En course à pied, tout ne se passe pas toujours comme prévu. Parfois, on arrive sur la ligne de départ de la course dans les meilleures dispositions possibles. Parfois, les sensations sont mauvaises et on peut passer totalement à côté d’un objectif. C’est l’école de l’humilité, de la patience et de la résilience : je l’ai appris au fil du temps. Il ne s’agit que d’un sport, d’un loisir… Mais pourtant, on peut s’impliquer dans son sport avec passion, quel que soit son niveau de pratique. La course à pied fait partie de ma vie depuis quelques années maintenant, et cela a indubitablement contribué à faire de moi une personne plus épanouie et en meilleure santé. J’aime m’impliquer à cent pour cent dans ce que je fais, alors je prends à cœur chacune des réussites… mais aussi chacun des échecs !
L’année dernière, j’avais participé au semi-marathon de Reims. Malheureusement, j’en garde un mauvais souvenir car la course s’est très mal passée. Cette année, je suis venue prendre ma revanche sur l’événement, et fabriquer des souvenirs plus heureux !
Retour sur l’édition 2018
En 2018, je suis arrivée sur la ligne de départ dans un grand état de fatigue. Un peu surmenée, en manque de sommeil chronique, deux nuits presque blanches dans les pattes… J’étais également très prise par mon travail et les préparatifs de mon mariage. Clairement, je n’étais pas dans les meilleures dispositions. Les entraînements ne s’étaient pas non plus tous bien passés, et cela aurait dû m’alerter. Pendant les fractionnés courts, j’avais souvent la sensation de courbatures, de jambes lourdes, comme si le moteur n’avait plus d’essence. Avec le recul, je pense que je manquais de fer et de magnésium, car ces sensations ont disparu dès que je me suis complémentée.

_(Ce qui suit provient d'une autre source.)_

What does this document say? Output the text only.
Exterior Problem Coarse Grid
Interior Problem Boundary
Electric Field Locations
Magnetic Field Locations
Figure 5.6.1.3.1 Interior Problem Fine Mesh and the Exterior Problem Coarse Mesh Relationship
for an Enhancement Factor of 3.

Lorsque j’ai pris le départ de la course, j’ai senti très vite que quelque chose n’allait pas. Les jambes tournaient, mais le cœur n’y était pas. Je me suis vite sentie en dehors de ma course, et les pensées négatives ont commencé à affluer dès les premiers kilomètres. Je tenais sans grande difficulté l’allure prévue, mais j’ai réalisé que j’étais incapable de courir une telle distance ce jour là. Après 5 kilomètres, ma respiration s’est coupée d’un coup, comme si la panique m’envahissait. J’ai tenté de reprendre sur une allure plus douce, mais le mental avait déjà abandonné. Un kilomètre plus loin, j’ai mis le clignotant, préférant arrêter les frais avant de me blesser.
J’ai très mal vécu cet abandon. Pas tellement à cause de la course ratée : cela m’arrive de temps en temps, et je le prends toujours avec philosophie. Mais plutôt à cause de l’immense frustration engendrée par la fatigue et mon incapacité à joindre les deux bouts. Courir, c’est que j’aime faire de mon temps libre. Mon état de santé de l’époque ne me le permettait plus (au niveau souhaité), et cela a été difficile à encaisser.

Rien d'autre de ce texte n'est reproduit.